Crítica e pedra no sapato.
Se valoro negativamente um texto, passados aqueles segundos de incômodo e adentradas aquelas horas de ataque, surge sempre a pergunta: e se você ― no caso, eu, o crítico ― estiver errado? Afinal de contas,o crítico pode estar errado, não?
Sou um relativista em matéria de crítica. Não acredito em certo ou errado; nada impede que minha leitura seja reputada certa hoje, errada daqui a 100 anos e certa de novo daqui a 250. Existem boas ou más leituras, leituras consistentes ou não que são sempre confrontadas com outras leituras e outros parâmetros de posicionamento estético, mediados por instâncias geográficas, históricas, culturais etc. Mas, mesmo supondo que coisas assim realmente existam, então tudo bem, vamos lá: "Oh, sim, meu caro, perfeitamente, eu errado eu posso estar!" Mas não se esqueça que isto não mudará o fato de que os críticos continuarão sendo aquela figura incômoda que poderá muito bem ousar não gostar da sua querida obra ― e mais: ele pode ser aquela pessoa que interpretará, estudará, argumentará a respeito. Pode muito bem dar a entender, nos corações rancorosos, que o crítico é aquele que se esforça em falar mal ― quando, muito pelo contrário, ele é o intruso que se esforça em movimentar uma coisa que ele, crítico, acredita piamente (os artistas, quem sabe, nem tanto): o debate.

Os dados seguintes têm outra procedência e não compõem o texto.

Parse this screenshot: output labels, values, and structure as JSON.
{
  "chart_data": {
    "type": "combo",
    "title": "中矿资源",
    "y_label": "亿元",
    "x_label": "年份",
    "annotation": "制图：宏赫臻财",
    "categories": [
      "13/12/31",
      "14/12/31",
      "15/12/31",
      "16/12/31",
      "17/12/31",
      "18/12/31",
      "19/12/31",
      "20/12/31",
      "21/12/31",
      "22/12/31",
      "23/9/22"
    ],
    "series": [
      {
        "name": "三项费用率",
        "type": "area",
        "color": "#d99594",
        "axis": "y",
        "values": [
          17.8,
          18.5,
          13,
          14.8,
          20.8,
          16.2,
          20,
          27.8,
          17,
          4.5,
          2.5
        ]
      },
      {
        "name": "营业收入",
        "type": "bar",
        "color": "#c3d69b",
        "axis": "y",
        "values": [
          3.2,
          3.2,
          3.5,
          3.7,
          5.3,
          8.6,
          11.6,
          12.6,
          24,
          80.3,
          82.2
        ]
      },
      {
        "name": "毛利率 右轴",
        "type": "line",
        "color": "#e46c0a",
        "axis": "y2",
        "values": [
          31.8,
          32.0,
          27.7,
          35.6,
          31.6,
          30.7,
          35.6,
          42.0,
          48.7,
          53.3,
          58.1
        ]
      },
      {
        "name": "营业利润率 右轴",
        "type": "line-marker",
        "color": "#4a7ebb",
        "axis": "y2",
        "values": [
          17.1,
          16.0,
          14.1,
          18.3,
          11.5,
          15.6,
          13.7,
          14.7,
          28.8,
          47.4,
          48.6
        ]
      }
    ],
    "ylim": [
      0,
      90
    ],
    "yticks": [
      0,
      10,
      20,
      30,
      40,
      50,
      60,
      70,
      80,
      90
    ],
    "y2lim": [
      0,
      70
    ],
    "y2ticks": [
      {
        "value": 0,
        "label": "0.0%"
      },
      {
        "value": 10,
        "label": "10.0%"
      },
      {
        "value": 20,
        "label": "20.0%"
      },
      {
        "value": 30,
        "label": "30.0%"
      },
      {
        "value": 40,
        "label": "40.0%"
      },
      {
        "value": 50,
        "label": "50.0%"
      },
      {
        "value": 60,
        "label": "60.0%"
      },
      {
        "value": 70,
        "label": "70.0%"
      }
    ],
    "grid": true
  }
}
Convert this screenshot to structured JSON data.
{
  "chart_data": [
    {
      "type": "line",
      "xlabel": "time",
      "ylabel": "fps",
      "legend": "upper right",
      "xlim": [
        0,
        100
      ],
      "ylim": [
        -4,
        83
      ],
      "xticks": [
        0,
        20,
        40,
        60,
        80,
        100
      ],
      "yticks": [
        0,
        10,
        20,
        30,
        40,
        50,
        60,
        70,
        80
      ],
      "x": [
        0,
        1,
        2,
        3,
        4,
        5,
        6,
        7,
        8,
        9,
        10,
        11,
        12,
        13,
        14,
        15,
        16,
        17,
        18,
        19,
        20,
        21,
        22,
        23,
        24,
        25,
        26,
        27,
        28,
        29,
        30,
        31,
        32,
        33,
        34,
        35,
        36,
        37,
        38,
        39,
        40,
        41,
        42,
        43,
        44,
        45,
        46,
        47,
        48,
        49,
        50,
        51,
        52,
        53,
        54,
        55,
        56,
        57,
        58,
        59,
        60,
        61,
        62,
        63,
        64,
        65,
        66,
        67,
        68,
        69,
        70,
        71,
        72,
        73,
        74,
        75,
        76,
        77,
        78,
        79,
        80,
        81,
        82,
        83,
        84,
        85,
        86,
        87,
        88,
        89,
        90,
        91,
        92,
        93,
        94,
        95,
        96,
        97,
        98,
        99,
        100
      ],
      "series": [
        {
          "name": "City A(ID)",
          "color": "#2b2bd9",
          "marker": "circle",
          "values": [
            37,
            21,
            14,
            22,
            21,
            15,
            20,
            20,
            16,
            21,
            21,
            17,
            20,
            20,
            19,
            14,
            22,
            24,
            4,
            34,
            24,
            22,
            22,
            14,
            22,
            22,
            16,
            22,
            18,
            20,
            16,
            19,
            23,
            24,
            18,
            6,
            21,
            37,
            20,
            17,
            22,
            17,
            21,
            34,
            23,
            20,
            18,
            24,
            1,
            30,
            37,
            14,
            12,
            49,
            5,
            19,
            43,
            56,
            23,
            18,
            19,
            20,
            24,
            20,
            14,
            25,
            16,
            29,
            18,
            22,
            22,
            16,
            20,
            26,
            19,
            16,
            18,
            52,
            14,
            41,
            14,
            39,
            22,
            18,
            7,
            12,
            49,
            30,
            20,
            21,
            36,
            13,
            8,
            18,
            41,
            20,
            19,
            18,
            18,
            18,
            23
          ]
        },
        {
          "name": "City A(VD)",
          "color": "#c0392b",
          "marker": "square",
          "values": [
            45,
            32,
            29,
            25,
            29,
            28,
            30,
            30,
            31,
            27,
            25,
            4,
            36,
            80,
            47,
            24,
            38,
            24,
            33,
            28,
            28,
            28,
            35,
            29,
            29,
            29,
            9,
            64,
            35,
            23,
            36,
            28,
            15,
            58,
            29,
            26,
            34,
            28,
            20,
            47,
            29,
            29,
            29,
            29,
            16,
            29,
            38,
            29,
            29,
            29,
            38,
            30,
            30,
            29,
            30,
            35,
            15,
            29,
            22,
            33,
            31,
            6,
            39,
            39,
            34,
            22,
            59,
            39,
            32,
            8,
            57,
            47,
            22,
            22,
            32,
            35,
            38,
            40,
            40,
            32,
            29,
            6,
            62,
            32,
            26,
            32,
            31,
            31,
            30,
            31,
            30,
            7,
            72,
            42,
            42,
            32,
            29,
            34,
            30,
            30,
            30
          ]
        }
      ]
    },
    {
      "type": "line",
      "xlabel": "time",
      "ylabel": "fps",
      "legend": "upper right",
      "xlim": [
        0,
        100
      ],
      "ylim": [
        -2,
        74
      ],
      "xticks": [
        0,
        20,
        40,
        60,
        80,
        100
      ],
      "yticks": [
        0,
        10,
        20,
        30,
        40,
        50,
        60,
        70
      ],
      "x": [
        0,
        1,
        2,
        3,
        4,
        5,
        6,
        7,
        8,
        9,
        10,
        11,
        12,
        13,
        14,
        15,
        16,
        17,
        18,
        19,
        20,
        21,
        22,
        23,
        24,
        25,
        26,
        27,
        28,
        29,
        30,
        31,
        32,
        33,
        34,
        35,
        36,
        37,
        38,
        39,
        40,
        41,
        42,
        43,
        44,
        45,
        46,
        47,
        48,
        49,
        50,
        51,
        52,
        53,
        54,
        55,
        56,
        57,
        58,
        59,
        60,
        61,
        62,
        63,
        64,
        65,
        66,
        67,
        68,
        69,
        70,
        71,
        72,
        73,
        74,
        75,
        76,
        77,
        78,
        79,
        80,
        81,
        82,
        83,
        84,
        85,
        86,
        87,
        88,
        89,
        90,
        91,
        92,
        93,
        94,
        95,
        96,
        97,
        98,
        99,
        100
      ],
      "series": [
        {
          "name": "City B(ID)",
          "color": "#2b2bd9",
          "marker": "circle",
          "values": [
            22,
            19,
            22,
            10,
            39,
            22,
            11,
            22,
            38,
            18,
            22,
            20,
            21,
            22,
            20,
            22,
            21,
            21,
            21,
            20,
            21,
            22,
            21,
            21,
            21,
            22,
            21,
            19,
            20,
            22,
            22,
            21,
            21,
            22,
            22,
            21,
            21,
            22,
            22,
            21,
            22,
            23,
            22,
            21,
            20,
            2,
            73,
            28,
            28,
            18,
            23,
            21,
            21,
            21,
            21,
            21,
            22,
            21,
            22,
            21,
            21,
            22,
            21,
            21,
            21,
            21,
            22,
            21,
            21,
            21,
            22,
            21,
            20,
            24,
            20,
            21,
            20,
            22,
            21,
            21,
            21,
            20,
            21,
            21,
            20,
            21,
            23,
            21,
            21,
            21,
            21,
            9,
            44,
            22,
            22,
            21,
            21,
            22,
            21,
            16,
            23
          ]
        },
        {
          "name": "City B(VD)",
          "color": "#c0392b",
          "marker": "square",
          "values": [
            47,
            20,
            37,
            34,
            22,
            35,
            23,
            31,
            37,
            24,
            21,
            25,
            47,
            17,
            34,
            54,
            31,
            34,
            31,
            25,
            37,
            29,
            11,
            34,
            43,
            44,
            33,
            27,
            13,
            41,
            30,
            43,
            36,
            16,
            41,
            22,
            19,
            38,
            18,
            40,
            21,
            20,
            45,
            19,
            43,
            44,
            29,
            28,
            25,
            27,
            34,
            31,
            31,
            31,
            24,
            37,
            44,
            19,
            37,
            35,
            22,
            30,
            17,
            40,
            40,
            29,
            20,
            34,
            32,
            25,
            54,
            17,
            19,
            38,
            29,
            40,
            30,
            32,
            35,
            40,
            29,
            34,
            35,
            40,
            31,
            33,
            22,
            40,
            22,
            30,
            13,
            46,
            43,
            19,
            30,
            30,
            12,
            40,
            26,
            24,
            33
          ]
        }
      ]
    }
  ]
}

Assim, não basta se perguntar: mas o crítico pode estar errado, não é? Isso é pouco. O horror que recai sobre o ego artístico não está numa resposta afirmativa a uma pergunta assim. Ele parte da consideração fundamental de que a crítica é argumentação, ou seja, ele está na pergunta: e se, ao invés disso, o crítico puder convencer os outros do contrário? Ou, pra ser ainda mais preciso e incômodo: e se o crítico puder fazer com que todos convivam e considerem seriamente (de acordo, claro, com bons argumentos ou não) aquele ponto contrário?